61. Mrs W’s mobility declined upon her admission to critical care on 25 November, and improved again following her discharge back to the ward. On 1 December, Mrs W could mobilise 10 meters under supervision and with seated rests. Mrs W’s mobility fluctuated again following this, with reductions attributed to fatigue due to a period of ongoing diarrhoea.

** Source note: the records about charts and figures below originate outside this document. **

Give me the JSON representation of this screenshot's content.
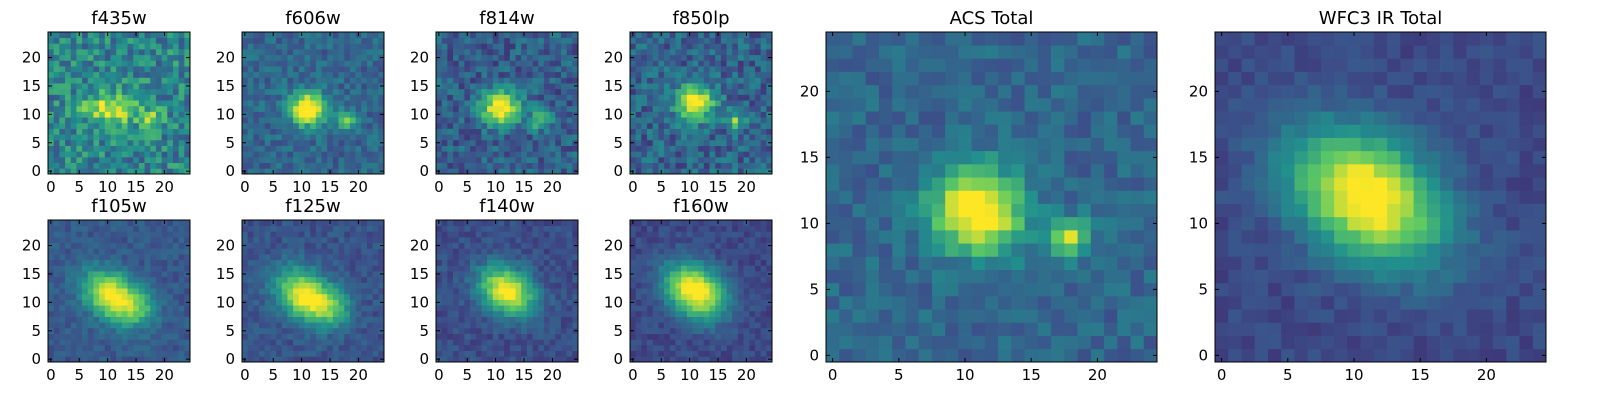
{
  "figure": {
    "colormap": "viridis",
    "colormap_stops": [
      "#440154",
      "#3b528b",
      "#21908d",
      "#5dc963",
      "#fde725"
    ]
  },
  "chart_data": [
    {
      "type": "heatmap",
      "title": "f435w",
      "grid": [
        25,
        25
      ],
      "xticks": [
        0,
        5,
        10,
        15,
        20
      ],
      "yticks": [
        0,
        5,
        10,
        15,
        20
      ],
      "xlim": [
        -0.5,
        24.5
      ],
      "ylim": [
        -0.5,
        24.5
      ],
      "sources": [
        {
          "x": 11,
          "y": 11,
          "amp": 0.55,
          "sx": 3.5,
          "sy": 1.8,
          "rot": 0
        },
        {
          "x": 18,
          "y": 9,
          "amp": 0.35,
          "sx": 1.2,
          "sy": 1.2,
          "rot": 0
        }
      ],
      "background": 0.45,
      "noise": 0.38
    },
    {
      "type": "heatmap",
      "title": "f606w",
      "grid": [
        25,
        25
      ],
      "xticks": [
        0,
        5,
        10,
        15,
        20
      ],
      "yticks": [
        0,
        5,
        10,
        15,
        20
      ],
      "xlim": [
        -0.5,
        24.5
      ],
      "ylim": [
        -0.5,
        24.5
      ],
      "sources": [
        {
          "x": 11,
          "y": 11,
          "amp": 0.8,
          "sx": 2.2,
          "sy": 2.0,
          "rot": 0
        },
        {
          "x": 18,
          "y": 9,
          "amp": 0.45,
          "sx": 1.1,
          "sy": 1.1,
          "rot": 0
        }
      ],
      "background": 0.33,
      "noise": 0.22
    },
    {
      "type": "heatmap",
      "title": "f814w",
      "grid": [
        25,
        25
      ],
      "xticks": [
        0,
        5,
        10,
        15,
        20
      ],
      "yticks": [
        0,
        5,
        10,
        15,
        20
      ],
      "xlim": [
        -0.5,
        24.5
      ],
      "ylim": [
        -0.5,
        24.5
      ],
      "sources": [
        {
          "x": 11,
          "y": 11,
          "amp": 0.75,
          "sx": 2.4,
          "sy": 2.1,
          "rot": 0
        },
        {
          "x": 18,
          "y": 9,
          "amp": 0.4,
          "sx": 1.2,
          "sy": 1.2,
          "rot": 0
        }
      ],
      "background": 0.3,
      "noise": 0.28
    },
    {
      "type": "heatmap",
      "title": "f850lp",
      "grid": [
        25,
        25
      ],
      "xticks": [
        0,
        5,
        10,
        15,
        20
      ],
      "yticks": [
        0,
        5,
        10,
        15,
        20
      ],
      "xlim": [
        -0.5,
        24.5
      ],
      "ylim": [
        -0.5,
        24.5
      ],
      "sources": [
        {
          "x": 11,
          "y": 12,
          "amp": 0.75,
          "sx": 2.3,
          "sy": 2.1,
          "rot": 0
        },
        {
          "x": 18,
          "y": 9,
          "amp": 0.45,
          "sx": 1.1,
          "sy": 1.1,
          "rot": 0
        }
      ],
      "background": 0.32,
      "noise": 0.3
    },
    {
      "type": "heatmap",
      "title": "f105w",
      "grid": [
        25,
        25
      ],
      "xticks": [
        0,
        5,
        10,
        15,
        20
      ],
      "yticks": [
        0,
        5,
        10,
        15,
        20
      ],
      "xlim": [
        -0.5,
        24.5
      ],
      "ylim": [
        -0.5,
        24.5
      ],
      "sources": [
        {
          "x": 11,
          "y": 11,
          "amp": 0.8,
          "sx": 3.8,
          "sy": 2.6,
          "rot": -0.6
        },
        {
          "x": 16,
          "y": 9,
          "amp": 0.2,
          "sx": 2.0,
          "sy": 2.0,
          "rot": 0
        }
      ],
      "background": 0.28,
      "noise": 0.14
    },
    {
      "type": "heatmap",
      "title": "f125w",
      "grid": [
        25,
        25
      ],
      "xticks": [
        0,
        5,
        10,
        15,
        20
      ],
      "yticks": [
        0,
        5,
        10,
        15,
        20
      ],
      "xlim": [
        -0.5,
        24.5
      ],
      "ylim": [
        -0.5,
        24.5
      ],
      "sources": [
        {
          "x": 11,
          "y": 11,
          "amp": 0.8,
          "sx": 4.0,
          "sy": 2.7,
          "rot": -0.6
        },
        {
          "x": 16,
          "y": 9,
          "amp": 0.2,
          "sx": 2.0,
          "sy": 2.0,
          "rot": 0
        }
      ],
      "background": 0.26,
      "noise": 0.14
    },
    {
      "type": "heatmap",
      "title": "f140w",
      "grid": [
        25,
        25
      ],
      "xticks": [
        0,
        5,
        10,
        15,
        20
      ],
      "yticks": [
        0,
        5,
        10,
        15,
        20
      ],
      "xlim": [
        -0.5,
        24.5
      ],
      "ylim": [
        -0.5,
        24.5
      ],
      "sources": [
        {
          "x": 12,
          "y": 12,
          "amp": 0.8,
          "sx": 3.6,
          "sy": 2.6,
          "rot": -0.6
        }
      ],
      "background": 0.24,
      "noise": 0.14
    },
    {
      "type": "heatmap",
      "title": "f160w",
      "grid": [
        25,
        25
      ],
      "xticks": [
        0,
        5,
        10,
        15,
        20
      ],
      "yticks": [
        0,
        5,
        10,
        15,
        20
      ],
      "xlim": [
        -0.5,
        24.5
      ],
      "ylim": [
        -0.5,
        24.5
      ],
      "sources": [
        {
          "x": 11,
          "y": 12,
          "amp": 0.85,
          "sx": 4.0,
          "sy": 3.0,
          "rot": -0.6
        }
      ],
      "background": 0.22,
      "noise": 0.12
    },
    {
      "type": "heatmap",
      "title": "ACS Total",
      "grid": [
        25,
        25
      ],
      "xticks": [
        0,
        5,
        10,
        15,
        20
      ],
      "yticks": [
        0,
        5,
        10,
        15,
        20
      ],
      "xlim": [
        -0.5,
        24.5
      ],
      "ylim": [
        -0.5,
        24.5
      ],
      "sources": [
        {
          "x": 11,
          "y": 11,
          "amp": 0.8,
          "sx": 2.4,
          "sy": 2.2,
          "rot": 0
        },
        {
          "x": 18,
          "y": 9,
          "amp": 0.55,
          "sx": 1.0,
          "sy": 1.0,
          "rot": 0
        }
      ],
      "background": 0.33,
      "noise": 0.18
    },
    {
      "type": "heatmap",
      "title": "WFC3 IR Total",
      "grid": [
        25,
        25
      ],
      "xticks": [
        0,
        5,
        10,
        15,
        20
      ],
      "yticks": [
        0,
        5,
        10,
        15,
        20
      ],
      "xlim": [
        -0.5,
        24.5
      ],
      "ylim": [
        -0.5,
        24.5
      ],
      "sources": [
        {
          "x": 11,
          "y": 12,
          "amp": 0.85,
          "sx": 4.4,
          "sy": 3.0,
          "rot": -0.6
        }
      ],
      "background": 0.22,
      "noise": 0.1
    }
  ]
}
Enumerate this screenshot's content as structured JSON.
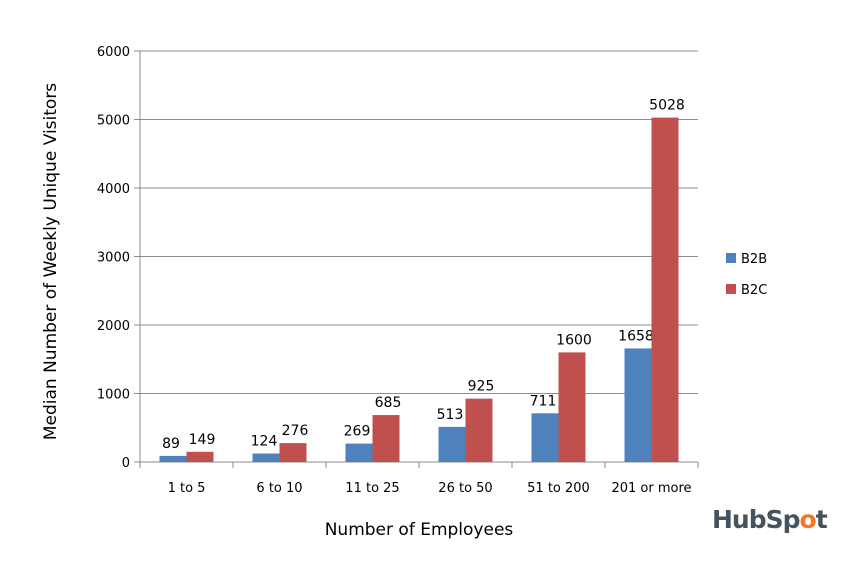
{
  "chart_data": {
    "type": "bar",
    "title": "",
    "xlabel": "Number of Employees",
    "ylabel": "Median Number of Weekly Unique Visitors",
    "categories": [
      "1 to 5",
      "6 to 10",
      "11 to 25",
      "26 to 50",
      "51 to 200",
      "201 or more"
    ],
    "series": [
      {
        "name": "B2B",
        "color": "#4F81BD",
        "values": [
          89,
          124,
          269,
          513,
          711,
          1658
        ]
      },
      {
        "name": "B2C",
        "color": "#C0504D",
        "values": [
          149,
          276,
          685,
          925,
          1600,
          5028
        ]
      }
    ],
    "ylim": [
      0,
      6000
    ],
    "yticks": [
      0,
      1000,
      2000,
      3000,
      4000,
      5000,
      6000
    ],
    "grid": true,
    "legend": "right",
    "data_labels": true
  },
  "logo": {
    "text": "HubSpot",
    "color": "#45535E",
    "accent": "#F57722"
  }
}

62. Mrs W’s final physiotherapy session before the Trust discharged her was on 11 December. The Trust records say she was able to independently move from lying to sitting in bed with the use of a bed lever, and from sitting to standing with her gutter frame. Mrs W could also walk up to 5 metres with supervision and her gutter frame. The Trust had also ordered a bed lever and commode for Mrs W’s home.
63. Our physiotherapy adviser told us there is no guidance which specifies the mobility requirements for a patient to be discharged. However, it is generally accepted that if a patient is able to mobilise short distances, and their environment is set up to allow them to safely transfer and use the toilet, they are safe to be discharged. Mrs W met these criteria, given her recorded progress and the toileting adaptations put in place in her home.
64. Mr W told us when his wife got home, she could not mobilise as the Trust told him she could. The Trust records say Mrs W could do this at the point at which the Trust discharged her. We recognise Mrs W’s mobility may have deteriorated following her going home, and this would have been concerning for Mr W.
65. Discharge guidance says, ‘NHS bodies and local authorities should ensure that, where appropriate, unpaid carers and family members are involved in discharge decisions.’
66. Our physiotherapy adviser told us the Trust should have made Mr W aware his wife’s mobility was fluctuating, and it was possible she may deteriorate again. There is no evidence in the Trust records that the Trust explained this to Mr W as it should have.
67. When we have seen something has gone wrong, we need to consider if what happened fell so far short of what should have happened that it amounts to an indication of a failing. There is no way for us to know with any certainty what would have happened differently in terms of Mrs W’s care if the Trust had this conversation with her husband. It is important for us to note that Mrs W would have been aware of the fluctuations in her own mobility during her admission, and declined a package of care at home in this knowledge. As we previously determined, Mrs W had the capacity to make this decision.
68. We consider that if the Trust did have this conversation with Mr W as it should have, this more likely than not would not have changed the position he and his wife were in, in terms of her care and support at home. We do not consider that this lack of communication, in these circumstances, amounts to an indication of a failing. We will therefore not consider this aspect of the complaint any further.
69. This concludes our consideration of Mr W’s complaint. We thank Mr W for bringing us his concerns, and hope our work provides him with some reassurances.